Sono tanti i motivi che portano a mesi del genere, già più volte affrontati, dove tutti hanno responsabilità, e che saranno argomento di discussione tra Giampaolo e la società. Sul tavolo il prosieguo del rapporto insieme, col possibile rinnovo, cercando di alzare l’asticella come chiede il tecnico. Alla Samp, per bocca di Romei ed Osti, va bene l’operato del mister che ad oggi sarebbe confermato, per cui gli obiettivi finora, dal punto di vista interno, sono in linea con le aspettative, ma Giampaolo vorrebbe una rosa con un potenziale più ambizioso per puntare all’Europa.
Tornando al campo invece, di positivo ancora una volta c’è quello che sta facendo il nostro capitano, la bandiera che sventola più che mai. Fabio Quagliarella con il gol di domenica, arriva a quota 26, con 9 rigori è vero, ma i rigori vanno sempre segnati. Bisogna avere tanta forza mentale per realizzarli, sempre, perché ogni rigore è sempre più difficile di quello precedente specie se di tiri dagli undici metri se ne hanno 10 in una stagione e specie se sei il capocannoniere, per cui per ogni portiere pararti un rigore è uno stimolo ancora maggiore.

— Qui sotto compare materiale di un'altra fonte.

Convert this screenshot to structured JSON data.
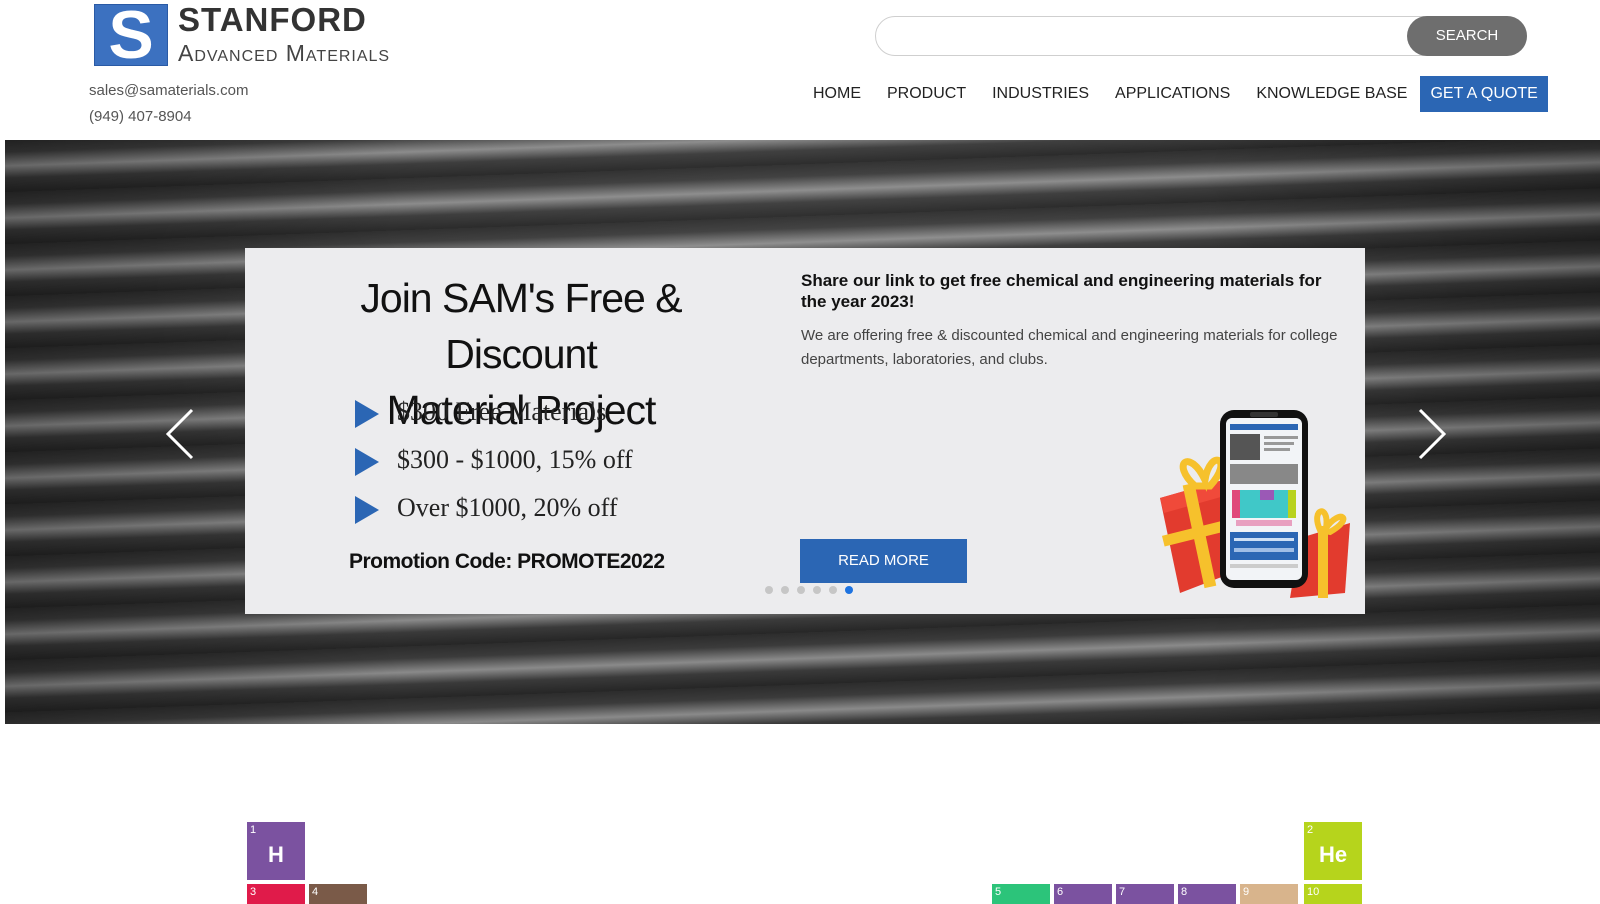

Quindi un applauso immenso a Fabio che a quota 26 reti già in un’annata da record a 36 anni, continua ad entrare nella leggenda, anzi ormai è ad un solo passo da essa. Un solo goal lo separa dal recordman Brighenti a quota 27 ad esempio. Per il trono di capocannoniere Fabio è favoritissimo. Distanti di 4 gol Zapata e Piatek, ben 5 gol più giù c’è Ronaldo. Insomma Qugliarella contro la Juve potrebbe festeggiare il titolo di Re dei bomber col quarto/quinto record in questa stagione dopo quello eguagliato di Batistuta, quello in Nazionale e quello di goleador a 36 anni in A.
Onestamente però a tal proposito ci risultano stucchevoli e sterili le polemiche sui rigori assegnati e chi li usa per qualche click in più. Tutti dovrebbero esaltare la grande bravura del nostro leader, ma si sa è più facile fare polemica che fare elogi.
Altre polemiche sterili ed inutili poi ce le ha lasciate Samp-Empoli. Da parte nostra non ci mettiamo a fare la morale a nessuno, chiaramente non piace qualche sparuta esultanza goliardica che si è vista in tv ma ognuno è responsabile delle proprie azioni. La prestazione non è stata da ricordare anzi voltare pagina è la cosa migliore però è opportuna una precisazione e una riflessione. Finché si resta nello sfottò fra tifosi con le chiacchiere da bar, va bene, quando però sono gli addetti ai lavori ad offendere la professionalità il tutto diventa antipatico.
È una caduta di stile, quale poi… dato dal pulpito da cui proviene, che il presidente del Genoa, dichiari che sia una buffonata Samp-Empoli. Nessuno in casa Samp si è permesso di giudicare i risultati e le prestazioni dei cugini. Anche perché sperare negli altri quando si è in difficoltà per cause proprie non ha senso. Se i rossoblu hanno vinto 1 partita negli ultimi 3 mesi, tralasciando il come l’hanno vinta, di certo non è colpa della Samp. Cosi come se avesse segnato il rigore Sanabria contro la Roma, a proposito di tiri dagli 11 metri, i rivali cittadini non sarebbero così in difficoltà ora. Ma si sa è più facile dare colpe agli altri che assumersene, vedi la cessione di Piatek a gennaio.
Tante, troppe chiacchiere che non fanno bene a nessuno. Per fortuna c’è un Fabio Quagliarella che con le sue prestazioni eccellenti dà un calcio a queste sterili polemiche. Voltiamo pagina dunque cercando di dipanare questa grossa incertezza che attanaglia il finale di stagione in casa Samp.